Platelet collagen receptor alpha2beta1 integrin and glycoprotein IIIa Pl(A1/A2) polymorphisms are not associated with nephropathy in type 2 diabetes.

Platelet glycoprotein receptors play a role in the pathogenesis of chronic diabetic complications. Genetic polymorphisms of the alpha2beta1 integrin and glycoprotein IIIa (GPIIIa) have been associated with myocardial infarction, stroke, and diabetic retinopathy.

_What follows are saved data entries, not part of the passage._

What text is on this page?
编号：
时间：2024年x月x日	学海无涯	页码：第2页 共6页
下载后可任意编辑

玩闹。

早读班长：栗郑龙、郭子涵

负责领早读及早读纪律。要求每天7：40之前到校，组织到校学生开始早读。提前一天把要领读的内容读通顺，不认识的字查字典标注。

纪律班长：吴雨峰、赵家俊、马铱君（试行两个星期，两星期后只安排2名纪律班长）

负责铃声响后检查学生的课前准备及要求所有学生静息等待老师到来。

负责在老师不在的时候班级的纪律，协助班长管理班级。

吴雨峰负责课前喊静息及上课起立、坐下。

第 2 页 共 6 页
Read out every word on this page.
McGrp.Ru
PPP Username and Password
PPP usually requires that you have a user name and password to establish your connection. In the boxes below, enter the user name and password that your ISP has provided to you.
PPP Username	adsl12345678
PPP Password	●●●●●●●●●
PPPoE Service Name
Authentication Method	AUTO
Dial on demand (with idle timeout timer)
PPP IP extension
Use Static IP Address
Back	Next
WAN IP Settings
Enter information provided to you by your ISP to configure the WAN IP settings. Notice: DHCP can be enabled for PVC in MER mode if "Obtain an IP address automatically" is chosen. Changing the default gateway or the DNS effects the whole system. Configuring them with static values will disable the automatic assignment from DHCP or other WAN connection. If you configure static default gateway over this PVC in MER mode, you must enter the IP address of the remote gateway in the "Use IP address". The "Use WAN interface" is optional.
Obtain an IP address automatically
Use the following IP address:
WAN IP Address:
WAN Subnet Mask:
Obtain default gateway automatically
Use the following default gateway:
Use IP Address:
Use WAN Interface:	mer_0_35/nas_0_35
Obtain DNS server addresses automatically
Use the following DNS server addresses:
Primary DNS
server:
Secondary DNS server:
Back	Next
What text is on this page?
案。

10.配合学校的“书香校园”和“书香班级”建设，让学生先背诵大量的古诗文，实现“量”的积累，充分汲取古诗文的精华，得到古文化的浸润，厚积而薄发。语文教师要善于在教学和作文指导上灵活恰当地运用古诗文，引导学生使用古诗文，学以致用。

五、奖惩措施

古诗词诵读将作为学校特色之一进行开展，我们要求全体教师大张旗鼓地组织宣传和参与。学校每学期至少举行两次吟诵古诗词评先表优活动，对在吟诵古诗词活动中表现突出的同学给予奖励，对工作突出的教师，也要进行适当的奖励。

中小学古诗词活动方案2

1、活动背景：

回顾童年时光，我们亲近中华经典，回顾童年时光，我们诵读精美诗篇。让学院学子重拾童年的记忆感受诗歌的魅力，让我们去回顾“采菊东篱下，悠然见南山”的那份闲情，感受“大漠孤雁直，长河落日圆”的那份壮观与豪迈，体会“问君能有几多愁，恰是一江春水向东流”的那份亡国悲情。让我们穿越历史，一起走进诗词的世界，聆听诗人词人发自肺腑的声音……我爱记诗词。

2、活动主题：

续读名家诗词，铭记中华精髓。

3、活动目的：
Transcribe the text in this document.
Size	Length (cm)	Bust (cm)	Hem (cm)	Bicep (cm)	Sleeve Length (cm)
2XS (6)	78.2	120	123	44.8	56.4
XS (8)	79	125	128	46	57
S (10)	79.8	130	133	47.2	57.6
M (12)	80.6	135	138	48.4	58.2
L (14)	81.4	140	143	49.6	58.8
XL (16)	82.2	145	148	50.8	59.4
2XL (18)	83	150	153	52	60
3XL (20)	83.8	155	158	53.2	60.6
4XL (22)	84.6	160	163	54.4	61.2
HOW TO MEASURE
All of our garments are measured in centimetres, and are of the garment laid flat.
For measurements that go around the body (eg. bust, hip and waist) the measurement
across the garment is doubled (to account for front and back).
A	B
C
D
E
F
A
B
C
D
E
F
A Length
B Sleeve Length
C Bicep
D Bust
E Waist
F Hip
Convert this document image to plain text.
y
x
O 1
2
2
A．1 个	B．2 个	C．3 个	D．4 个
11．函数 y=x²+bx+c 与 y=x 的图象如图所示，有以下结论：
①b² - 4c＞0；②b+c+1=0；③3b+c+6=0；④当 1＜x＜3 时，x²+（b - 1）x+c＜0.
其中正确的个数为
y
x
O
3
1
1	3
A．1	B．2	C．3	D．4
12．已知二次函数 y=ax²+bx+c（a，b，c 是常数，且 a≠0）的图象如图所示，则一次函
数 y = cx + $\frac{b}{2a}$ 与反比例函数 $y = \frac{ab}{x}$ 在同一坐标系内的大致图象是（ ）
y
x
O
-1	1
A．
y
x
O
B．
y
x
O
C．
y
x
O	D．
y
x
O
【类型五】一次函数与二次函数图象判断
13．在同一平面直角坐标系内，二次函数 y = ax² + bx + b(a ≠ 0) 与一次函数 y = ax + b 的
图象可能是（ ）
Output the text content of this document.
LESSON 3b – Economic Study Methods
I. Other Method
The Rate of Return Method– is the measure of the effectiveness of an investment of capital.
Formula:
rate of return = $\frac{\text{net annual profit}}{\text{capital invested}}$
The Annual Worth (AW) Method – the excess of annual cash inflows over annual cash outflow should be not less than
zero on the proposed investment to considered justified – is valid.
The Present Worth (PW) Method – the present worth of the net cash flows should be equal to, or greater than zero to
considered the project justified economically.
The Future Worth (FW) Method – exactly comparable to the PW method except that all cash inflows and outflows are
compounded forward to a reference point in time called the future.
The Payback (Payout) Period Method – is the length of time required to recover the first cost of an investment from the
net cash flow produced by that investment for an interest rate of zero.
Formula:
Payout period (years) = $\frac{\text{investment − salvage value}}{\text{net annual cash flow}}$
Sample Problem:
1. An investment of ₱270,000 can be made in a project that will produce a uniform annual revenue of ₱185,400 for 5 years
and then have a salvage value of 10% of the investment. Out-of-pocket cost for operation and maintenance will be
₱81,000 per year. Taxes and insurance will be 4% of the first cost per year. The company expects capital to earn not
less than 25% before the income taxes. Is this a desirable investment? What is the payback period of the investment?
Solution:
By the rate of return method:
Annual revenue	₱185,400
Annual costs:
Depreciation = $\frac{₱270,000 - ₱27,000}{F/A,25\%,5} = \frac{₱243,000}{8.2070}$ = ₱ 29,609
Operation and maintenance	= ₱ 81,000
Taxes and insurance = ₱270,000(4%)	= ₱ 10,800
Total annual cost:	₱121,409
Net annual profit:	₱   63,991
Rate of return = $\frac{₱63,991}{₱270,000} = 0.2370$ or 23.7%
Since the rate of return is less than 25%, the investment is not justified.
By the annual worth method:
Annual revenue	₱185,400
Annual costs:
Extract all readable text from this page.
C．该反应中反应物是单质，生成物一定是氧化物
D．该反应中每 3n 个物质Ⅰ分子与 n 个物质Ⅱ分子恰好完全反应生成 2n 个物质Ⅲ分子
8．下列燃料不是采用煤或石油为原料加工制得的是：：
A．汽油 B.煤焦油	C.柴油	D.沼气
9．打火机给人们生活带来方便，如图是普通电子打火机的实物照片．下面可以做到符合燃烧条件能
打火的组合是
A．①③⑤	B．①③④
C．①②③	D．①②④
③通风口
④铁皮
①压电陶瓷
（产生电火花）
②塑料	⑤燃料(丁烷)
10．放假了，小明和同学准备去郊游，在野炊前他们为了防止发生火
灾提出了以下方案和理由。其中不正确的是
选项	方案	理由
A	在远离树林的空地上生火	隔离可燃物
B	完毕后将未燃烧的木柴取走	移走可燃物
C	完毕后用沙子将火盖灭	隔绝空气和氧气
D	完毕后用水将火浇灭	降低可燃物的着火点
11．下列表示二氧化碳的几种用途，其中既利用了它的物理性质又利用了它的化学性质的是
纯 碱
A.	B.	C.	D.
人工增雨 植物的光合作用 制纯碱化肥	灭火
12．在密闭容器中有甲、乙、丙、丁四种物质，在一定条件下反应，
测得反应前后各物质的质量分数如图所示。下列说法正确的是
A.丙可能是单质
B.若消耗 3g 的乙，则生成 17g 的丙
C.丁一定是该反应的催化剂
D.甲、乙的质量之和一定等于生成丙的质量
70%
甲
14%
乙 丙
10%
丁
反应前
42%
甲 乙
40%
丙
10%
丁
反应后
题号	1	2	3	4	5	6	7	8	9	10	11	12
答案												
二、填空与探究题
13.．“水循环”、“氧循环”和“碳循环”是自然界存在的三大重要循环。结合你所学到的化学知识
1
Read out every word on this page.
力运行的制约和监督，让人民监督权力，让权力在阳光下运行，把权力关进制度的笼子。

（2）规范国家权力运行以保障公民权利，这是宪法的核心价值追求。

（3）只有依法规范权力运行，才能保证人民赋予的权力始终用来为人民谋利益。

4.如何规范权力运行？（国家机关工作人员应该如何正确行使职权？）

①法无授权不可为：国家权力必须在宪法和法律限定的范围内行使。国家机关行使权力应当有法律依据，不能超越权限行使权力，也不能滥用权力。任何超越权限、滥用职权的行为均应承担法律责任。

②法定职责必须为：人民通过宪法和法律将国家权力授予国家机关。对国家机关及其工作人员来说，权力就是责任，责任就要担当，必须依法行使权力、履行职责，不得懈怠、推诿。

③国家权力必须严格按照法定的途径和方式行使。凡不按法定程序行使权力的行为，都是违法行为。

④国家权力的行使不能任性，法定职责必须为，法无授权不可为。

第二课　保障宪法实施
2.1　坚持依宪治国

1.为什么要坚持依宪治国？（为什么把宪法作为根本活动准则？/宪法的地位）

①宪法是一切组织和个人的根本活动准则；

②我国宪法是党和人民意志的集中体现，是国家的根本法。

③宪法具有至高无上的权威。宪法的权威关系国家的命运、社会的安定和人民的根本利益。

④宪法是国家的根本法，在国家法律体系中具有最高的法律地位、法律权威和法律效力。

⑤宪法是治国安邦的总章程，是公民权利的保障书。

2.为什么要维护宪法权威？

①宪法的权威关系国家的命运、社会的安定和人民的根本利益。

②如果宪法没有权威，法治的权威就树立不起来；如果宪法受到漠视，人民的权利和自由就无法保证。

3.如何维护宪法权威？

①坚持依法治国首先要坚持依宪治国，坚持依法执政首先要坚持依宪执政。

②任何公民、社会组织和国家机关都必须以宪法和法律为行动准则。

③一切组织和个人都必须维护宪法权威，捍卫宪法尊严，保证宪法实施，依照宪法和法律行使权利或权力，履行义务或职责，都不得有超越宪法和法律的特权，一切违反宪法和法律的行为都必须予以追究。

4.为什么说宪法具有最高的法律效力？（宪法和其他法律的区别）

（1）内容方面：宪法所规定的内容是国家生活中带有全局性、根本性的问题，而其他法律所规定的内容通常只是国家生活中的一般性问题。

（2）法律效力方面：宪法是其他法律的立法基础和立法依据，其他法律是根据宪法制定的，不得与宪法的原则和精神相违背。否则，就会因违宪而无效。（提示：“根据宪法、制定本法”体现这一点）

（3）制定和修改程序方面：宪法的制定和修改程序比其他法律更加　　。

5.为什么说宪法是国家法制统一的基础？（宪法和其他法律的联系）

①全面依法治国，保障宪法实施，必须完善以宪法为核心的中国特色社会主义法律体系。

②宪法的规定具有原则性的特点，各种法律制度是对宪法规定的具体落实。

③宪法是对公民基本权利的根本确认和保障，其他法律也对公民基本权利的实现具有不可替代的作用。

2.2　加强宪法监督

To identify risk factors for their development in a cohort of patients with type 2 diabetes, we evaluated clinical variables and genetic polymorphisms in the alpha2beta1 integrin and GPIIIa genes. Two hundred thirty-four subjects with type 2 diabetes (126 patients with and 108 patients without diabetic nephropathy), as well as 217 nondiabetic healthy subjects, were recruited for this study. Clinical factors for investigation included sex, age at diagnosis, duration of diabetes, body mass index (BMI), and fasting plasma glucose, hemoglobin A(1c) (HbA(1c)), total cholesterol, and triglyceride levels. Genotypes were determined by polymerase chain reaction and restriction fragment length polymorphism analyses. No difference in the Bgl II polymorphism of the alpha2beta1 integrin gene was found between patients with type 2 diabetes with or without nephropathy (11 [8.7%], 47 [37.3%], and 68 patients [54.0%] versus 10 [9.3%], 32 [29.6%], and 66 patients [61.1%] for Bgl II+/+, Bgl II+/-, and Bgl II-/-, respectively; P = 0.271). Multiple logistic regression analyses showed that duration of diabetes, BMI, hypertension, and poor glycemic control were four independent predictors for the development of diabetic nephropathy. No contribution of the Bgl II+ allele of the alpha2beta1 integrin was found for the risk for nephropathy (odds ratio, 1.258; 95% confidence interval, 0.655 to 2.418; P = 0.490). The Pl(A2) allele genotype was not found among our studied subjects. In conclusion, age, duration of diabetes, BMI, and HbA(1c) level are strong predictors for nephropathy in patients with type 2 diabetes. However, the Bgl II polymorphism of the alpha2beta1 integrin gene and the Apa I polymorphism of the platelet GPIIIa gene do not have a major role in the development of diabetic nephropathy in our population.